Certes, tout le temps qu’on a passé à relire dans sa tête les belles phrases du Marquis d’Argens, Eve buvait et fumait sans se douter le moins du monde qu’elle était au centre du luxueux boudoir où on l’a installée, dont elle est l’Officiante la plus précieuse qui soit. On se sait dépendant de l’imaginaire mais avec la plus épicurienne des joies. Une liberté qui en appelle une autre. On est soi, et l’autre, en sa plus étourdissante passion. On regarde Eve occupée à son propre plaisir. On voit les lianes longues de ses jambes se soulever en cadence au rythme d’une singulière multitude. On voit son bassin animé des plus souples convulsions. On voit sa forêt pluviale s’inonder doucement. On voit le feu de son ombilic d’où partent mille rayons lumineux. On voit ses lèvres happer la fumée comme s’il s’agissait d’une pulpe venue de son plus intime, de cet univers qui est sien, lequel n’est jamais en partage et c’est pourquoi nous ne pouvons ressentir d’ivresse à son sujet qu’à en faire l’objet d’une fiction qui sera tout aussi personnelle. Jonction de deux désirs qui ne connaîtront jamais que la forme de la chimère, le tissu de l’illusion, les mailles complexes de la fantasmagorie.

Mais alors l’on peut légitimement se poser la question de savoir si une telle activité mythique est bien morale, si elle ne transgresse les limites de l’autre et, en quelque sorte, puisse être en mesure de l’aliéner. Certes, mais la question est aussi mal posée que de nature oiseuse. L’on peut arrêter un geste, le dévier de son but, contraindre un filet d’eau à emprunter une autre pente que celle qu’il a choisie, mais on ne peut immobiliser une idée, contenir une pensée en quelque sombre cachot, cloîtrer l’inconscient, canaliser ou contenir un fantasme puisque sa nature est bien de voguer librement où bon lui semble.

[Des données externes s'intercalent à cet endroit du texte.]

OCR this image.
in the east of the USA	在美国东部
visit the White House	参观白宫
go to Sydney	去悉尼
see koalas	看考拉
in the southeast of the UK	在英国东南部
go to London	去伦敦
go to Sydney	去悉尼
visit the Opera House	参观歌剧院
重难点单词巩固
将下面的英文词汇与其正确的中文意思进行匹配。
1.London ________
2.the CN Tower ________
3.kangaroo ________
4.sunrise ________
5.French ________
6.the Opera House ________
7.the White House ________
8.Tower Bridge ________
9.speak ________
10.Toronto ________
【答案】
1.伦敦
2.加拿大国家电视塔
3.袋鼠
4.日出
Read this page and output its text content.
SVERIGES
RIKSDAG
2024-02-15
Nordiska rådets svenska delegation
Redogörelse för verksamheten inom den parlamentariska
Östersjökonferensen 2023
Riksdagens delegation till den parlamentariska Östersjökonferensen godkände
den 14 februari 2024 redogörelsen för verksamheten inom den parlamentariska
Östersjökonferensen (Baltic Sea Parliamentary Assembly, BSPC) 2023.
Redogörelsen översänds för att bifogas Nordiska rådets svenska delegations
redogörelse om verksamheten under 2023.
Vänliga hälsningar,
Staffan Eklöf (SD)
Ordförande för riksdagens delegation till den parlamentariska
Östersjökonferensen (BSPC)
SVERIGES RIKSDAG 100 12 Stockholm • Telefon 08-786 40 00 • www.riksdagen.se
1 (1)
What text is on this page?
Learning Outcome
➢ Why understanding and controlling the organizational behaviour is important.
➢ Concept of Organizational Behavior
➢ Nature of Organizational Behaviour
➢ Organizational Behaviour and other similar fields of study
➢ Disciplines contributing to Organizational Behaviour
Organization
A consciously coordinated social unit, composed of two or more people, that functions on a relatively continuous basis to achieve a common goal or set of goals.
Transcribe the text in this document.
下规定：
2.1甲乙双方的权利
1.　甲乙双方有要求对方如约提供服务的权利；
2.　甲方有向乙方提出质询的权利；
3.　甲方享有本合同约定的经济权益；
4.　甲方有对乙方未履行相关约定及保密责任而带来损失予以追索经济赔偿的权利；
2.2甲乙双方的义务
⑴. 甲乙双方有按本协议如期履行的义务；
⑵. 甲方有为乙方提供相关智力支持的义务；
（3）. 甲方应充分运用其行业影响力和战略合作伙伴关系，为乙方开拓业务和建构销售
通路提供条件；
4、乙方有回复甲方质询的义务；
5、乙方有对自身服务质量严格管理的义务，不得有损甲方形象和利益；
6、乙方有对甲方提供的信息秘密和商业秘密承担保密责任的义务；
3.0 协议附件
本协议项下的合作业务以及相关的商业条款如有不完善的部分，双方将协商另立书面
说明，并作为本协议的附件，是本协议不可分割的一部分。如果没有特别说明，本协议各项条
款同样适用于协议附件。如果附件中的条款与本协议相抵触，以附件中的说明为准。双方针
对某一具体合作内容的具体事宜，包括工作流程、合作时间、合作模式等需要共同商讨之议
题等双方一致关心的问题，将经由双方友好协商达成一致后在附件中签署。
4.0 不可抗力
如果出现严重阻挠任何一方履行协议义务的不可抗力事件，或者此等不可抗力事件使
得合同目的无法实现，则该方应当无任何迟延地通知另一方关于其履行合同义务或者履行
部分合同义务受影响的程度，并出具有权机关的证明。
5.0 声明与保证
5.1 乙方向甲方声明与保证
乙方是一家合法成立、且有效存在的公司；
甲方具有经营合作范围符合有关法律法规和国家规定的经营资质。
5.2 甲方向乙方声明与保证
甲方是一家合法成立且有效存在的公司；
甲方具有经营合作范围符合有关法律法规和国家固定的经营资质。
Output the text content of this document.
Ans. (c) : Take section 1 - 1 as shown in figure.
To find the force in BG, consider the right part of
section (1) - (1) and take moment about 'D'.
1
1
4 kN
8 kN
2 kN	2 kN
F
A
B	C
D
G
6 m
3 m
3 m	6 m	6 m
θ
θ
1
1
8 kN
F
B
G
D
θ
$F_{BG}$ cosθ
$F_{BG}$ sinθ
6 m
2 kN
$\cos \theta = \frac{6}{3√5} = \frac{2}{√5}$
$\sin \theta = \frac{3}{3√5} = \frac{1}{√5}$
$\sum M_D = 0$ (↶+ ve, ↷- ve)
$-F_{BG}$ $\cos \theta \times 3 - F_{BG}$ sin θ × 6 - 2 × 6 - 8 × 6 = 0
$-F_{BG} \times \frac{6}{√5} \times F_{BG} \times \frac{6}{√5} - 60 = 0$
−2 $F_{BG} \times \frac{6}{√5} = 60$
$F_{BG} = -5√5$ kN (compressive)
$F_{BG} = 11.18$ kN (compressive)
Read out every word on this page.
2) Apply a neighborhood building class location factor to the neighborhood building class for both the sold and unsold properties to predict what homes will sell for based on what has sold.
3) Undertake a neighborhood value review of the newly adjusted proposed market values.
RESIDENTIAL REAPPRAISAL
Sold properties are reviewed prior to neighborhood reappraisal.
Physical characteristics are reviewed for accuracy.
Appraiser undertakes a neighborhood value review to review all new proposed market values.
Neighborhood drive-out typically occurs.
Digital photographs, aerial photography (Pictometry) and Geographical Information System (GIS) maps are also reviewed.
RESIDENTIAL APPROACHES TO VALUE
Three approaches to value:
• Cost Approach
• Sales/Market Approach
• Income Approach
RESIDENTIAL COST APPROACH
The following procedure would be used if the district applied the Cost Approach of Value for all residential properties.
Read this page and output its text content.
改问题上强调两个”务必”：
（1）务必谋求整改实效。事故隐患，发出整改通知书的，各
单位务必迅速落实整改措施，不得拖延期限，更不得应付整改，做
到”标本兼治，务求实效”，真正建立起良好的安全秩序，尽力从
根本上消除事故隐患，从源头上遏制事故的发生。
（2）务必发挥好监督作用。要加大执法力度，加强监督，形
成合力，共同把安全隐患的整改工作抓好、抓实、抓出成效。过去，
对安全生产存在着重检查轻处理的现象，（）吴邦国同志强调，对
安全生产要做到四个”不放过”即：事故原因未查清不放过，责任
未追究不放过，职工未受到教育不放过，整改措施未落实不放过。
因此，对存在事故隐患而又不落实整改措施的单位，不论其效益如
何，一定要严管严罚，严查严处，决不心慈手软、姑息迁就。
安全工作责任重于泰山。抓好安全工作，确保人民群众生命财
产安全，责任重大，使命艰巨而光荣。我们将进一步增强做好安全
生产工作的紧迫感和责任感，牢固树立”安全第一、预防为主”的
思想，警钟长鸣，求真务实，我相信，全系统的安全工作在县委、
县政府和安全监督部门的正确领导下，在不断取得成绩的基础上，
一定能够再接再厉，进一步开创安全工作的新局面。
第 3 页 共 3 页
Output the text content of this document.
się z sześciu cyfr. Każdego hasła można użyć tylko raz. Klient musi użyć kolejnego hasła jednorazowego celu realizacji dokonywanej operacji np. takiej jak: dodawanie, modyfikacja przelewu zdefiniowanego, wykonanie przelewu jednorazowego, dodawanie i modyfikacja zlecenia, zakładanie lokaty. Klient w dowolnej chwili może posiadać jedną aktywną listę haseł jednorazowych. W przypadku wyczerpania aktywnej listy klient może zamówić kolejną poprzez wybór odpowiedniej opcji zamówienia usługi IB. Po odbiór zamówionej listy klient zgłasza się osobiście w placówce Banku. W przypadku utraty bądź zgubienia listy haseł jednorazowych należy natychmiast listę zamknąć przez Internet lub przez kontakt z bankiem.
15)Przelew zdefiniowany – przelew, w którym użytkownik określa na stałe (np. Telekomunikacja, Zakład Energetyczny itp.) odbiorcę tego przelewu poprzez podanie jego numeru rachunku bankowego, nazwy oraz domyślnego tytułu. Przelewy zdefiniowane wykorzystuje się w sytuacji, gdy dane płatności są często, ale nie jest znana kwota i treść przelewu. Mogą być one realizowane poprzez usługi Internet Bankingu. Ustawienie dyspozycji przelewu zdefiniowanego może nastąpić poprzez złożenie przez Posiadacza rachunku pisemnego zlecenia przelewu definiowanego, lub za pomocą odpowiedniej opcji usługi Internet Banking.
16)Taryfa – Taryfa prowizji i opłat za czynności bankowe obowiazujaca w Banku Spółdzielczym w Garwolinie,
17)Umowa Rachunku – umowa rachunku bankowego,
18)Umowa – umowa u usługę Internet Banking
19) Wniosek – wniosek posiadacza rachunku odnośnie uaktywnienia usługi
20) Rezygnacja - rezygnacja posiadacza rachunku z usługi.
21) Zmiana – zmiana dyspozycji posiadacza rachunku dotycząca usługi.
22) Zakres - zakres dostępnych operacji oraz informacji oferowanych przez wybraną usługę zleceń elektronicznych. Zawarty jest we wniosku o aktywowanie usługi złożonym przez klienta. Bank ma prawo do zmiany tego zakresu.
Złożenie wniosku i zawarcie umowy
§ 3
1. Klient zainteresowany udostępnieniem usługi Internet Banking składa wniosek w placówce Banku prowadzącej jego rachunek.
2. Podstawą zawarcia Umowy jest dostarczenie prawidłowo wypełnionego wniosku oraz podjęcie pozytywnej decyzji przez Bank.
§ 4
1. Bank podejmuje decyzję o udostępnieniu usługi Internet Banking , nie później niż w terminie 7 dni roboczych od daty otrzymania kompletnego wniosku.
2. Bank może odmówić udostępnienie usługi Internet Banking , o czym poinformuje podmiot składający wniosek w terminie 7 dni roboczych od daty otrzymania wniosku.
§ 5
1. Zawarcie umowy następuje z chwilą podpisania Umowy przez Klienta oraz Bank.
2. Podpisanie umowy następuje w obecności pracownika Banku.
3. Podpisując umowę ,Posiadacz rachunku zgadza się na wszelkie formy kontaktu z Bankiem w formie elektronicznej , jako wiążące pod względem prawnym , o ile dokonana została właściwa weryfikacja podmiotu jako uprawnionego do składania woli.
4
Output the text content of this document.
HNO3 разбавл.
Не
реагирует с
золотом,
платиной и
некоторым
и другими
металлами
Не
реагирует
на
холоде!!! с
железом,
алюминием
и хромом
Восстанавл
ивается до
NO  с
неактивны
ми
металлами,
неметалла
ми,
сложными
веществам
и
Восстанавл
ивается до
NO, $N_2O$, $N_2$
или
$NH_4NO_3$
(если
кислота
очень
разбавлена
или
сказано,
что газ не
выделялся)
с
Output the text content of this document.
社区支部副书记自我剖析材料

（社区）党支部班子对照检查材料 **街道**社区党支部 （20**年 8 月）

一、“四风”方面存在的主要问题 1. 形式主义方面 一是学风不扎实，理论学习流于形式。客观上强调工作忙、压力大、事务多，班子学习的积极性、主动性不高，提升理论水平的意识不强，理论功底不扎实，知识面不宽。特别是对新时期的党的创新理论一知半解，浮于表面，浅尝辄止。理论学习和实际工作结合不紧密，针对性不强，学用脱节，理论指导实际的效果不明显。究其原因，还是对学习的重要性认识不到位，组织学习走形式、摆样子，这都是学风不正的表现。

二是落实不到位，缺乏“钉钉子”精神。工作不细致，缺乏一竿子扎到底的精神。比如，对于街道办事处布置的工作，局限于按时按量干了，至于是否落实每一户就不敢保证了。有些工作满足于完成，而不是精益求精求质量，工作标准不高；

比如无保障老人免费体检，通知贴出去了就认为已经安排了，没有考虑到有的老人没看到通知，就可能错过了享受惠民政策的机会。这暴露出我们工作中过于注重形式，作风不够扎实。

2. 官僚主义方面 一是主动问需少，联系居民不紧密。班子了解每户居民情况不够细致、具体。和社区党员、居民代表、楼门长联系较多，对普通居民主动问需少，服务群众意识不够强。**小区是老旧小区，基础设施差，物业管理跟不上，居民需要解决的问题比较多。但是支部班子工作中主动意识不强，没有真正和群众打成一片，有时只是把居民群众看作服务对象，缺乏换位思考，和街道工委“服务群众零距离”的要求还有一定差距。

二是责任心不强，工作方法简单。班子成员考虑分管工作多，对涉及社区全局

Au contraire, merveille que cette invention, ce voyage en plein ciel, fût-il inspiré par quelque séjour dans un sombre marécage. Nous ne sommes nullement maîtres de toutes nos conduites, seulement des conscientes, celles qui, tels les fiers icebergs, ne livrent aux regards des curieux que leur partie émergée. Etonnante morale de l’histoire : c’est ce qui est dissimulé qui occupe la majeure partie de l’espace de son être !

*

[Incise - Quelle que soit la forme d’addiction à laquelle on ait recours - Solitude, Imaginaire -, toujours cette forme, étant donnée son caractère d’altérité radicalement hétérodoxe, joue en écho avec d’autres formes que l’on peut qualifier d’archétypales, logées au sein même de notre subconscient. Chaque mince drogue dont on attend qu’elle nous sauve d’un désespoir quotidien, n’est que la correspondante de substances princeps dont l’usage, au cours de l’Histoire, a constitué, parfois, l’univers des créateurs, poètes et autres artistes.

Voyez Francis Picabia demandant aux opiacés de lui procurer ce dédoublement du réel au terme duquel nait une œuvre étrange, telle ‘Héra’ en 1929. Ne déclarait-il pas : « Je ne peins pas ce que voient mes yeux, je peins ce que voit mon esprit, ce que voit mon âme. » Voilà où l’ont conduit les thèses dada et surréalistes.

Voyez Henri Michaux sous l’influence de la mescaline, il en décrit les effets aussi bien doués de prestige que nocifs pour la psyché. Ses tracés mescaliniens à la plume témoignent de cette étrange imagination qui se dilate au contact de la substance ‘magique’. C’est tout le corps qui est ébranlé comme au passage de quelque typhon ou à la suite d’un violent séisme. Bien évidemment, les réveils sont parfois douloureux mais l’artiste a voulu cette hallucination dont il attendait qu’elle lui communiquât les clés d’un autre monde, celui d’une création sans fin, toujours renouvelée, obsession permanente des démiurges que sont les poètes et autres saltimbanques.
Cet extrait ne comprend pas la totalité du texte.